I don't want to wear you out with excerpts from Robert Blair Kaiser's book about Tom Doyle, Whistle. I do encourage you to consider buying it, because the proceeds from sale of the book go to groups like SNAP who are doing the important work of assisting survivors of religious sexual abuse. I encourage you to buy the book and read it for that reason, and also because it provides a good overview of the way the abuse crisis has unfolded in the Catholic church — though, as I tell Jerry in a remark here today, I do have my own strong reservations about how Kaiser treats the issue of homosexuality. I hinted at some of those last summer when I wrote a review of Kaiser's book about Pope Francis and the Jesuits.
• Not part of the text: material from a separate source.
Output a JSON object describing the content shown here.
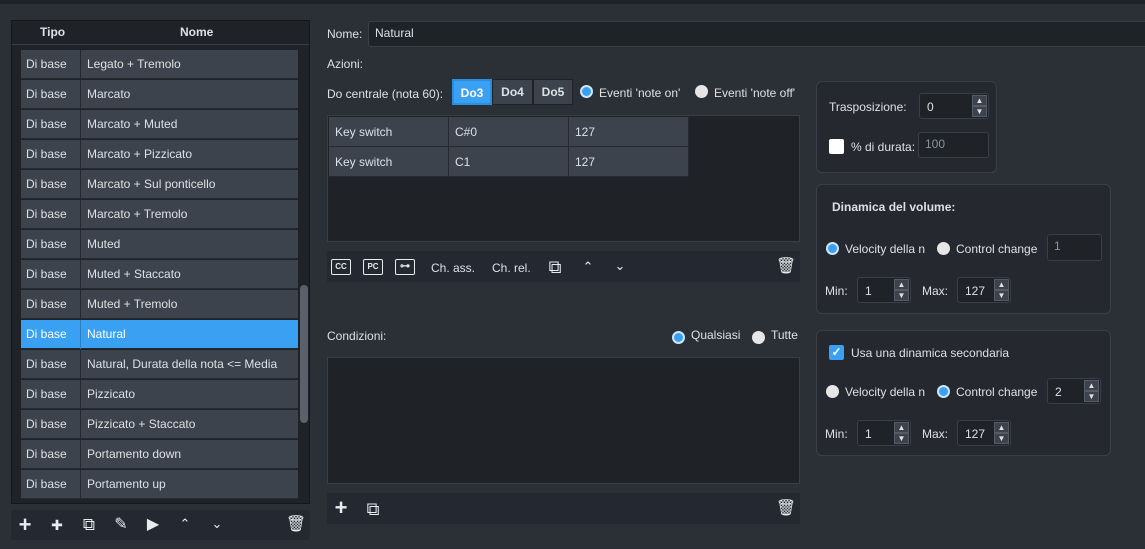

I may say more about this down the road. My tendency is never to undercut solidarity with people and groups that deserve my solidarity. And so I am concerned not to criticize too harshly a book whose proceeds go to abuse survivors, since I am determined to stand in solidarity with survivors.
On the other hand, I have long seen it as my responsibility as a theologian to seek and try to speak the truth in season and out of season, and there's a very important conversation that needs to be continued within the Catholic community about the easy, glib way in which gay priests were immediately scapegoated by Catholic leaders when the abuse crisis broke wide open in 2002 — a diversionary scapegoating technique designed to deflect attention from their own horrific handling of the situation. And further discussion needs to take place about the way in which that diversionary meme has been popularized in the media, including the "liberal" Catholic media, and even in some segments of the community of survivors.
Meanwhile, here's another passage that catches my eye in Tom Doyle's introductory essay in the book, which is entitled "To the True Heroes — The Survivors":
This pope's overtures to victims are grounded on three decades of courageous efforts by survivors. Without these efforts nothing would have changed. Survivors have changed the course of Catholic history. They have accelerated the paradigm shift of the Church of the past to the Church of today. If this Church is to be known not as a gilded monarchy of increasing irrelevance but as the People of God, the change in direction hinted at by the pope's words and actions are crucial, and if he does lead the way to a new image of the Body of Christ, it will be due in great part because the survivors have led the way for him.
~ Tom Doyle, in Robert Blair Kaiser, Whistle: Tom Doyle's Steadfast Witness for Victims of Clerical Sexual Abuse (Thiensville, WI: Caritas, 2015) (p. iv).
And that, of course, puts me in mind of Australian bishop Geoffrey Robinson's insistence in his book Confronting Power and Sex in the Catholic Church: Reclaiming the Spirit of Jesus (Dublin: Columba, 2007), "If a better church one day emerges from this crisis, it is they alone who must take the credit for creating it" (p. 225). Robinson's book continues to deserve attention because as early as 2007 he was making the very important point that the concept of forgiveness should not be used to silence and disempower abuse survivors, and that there's such a thing as forgiveness given too early (pp. 219-225).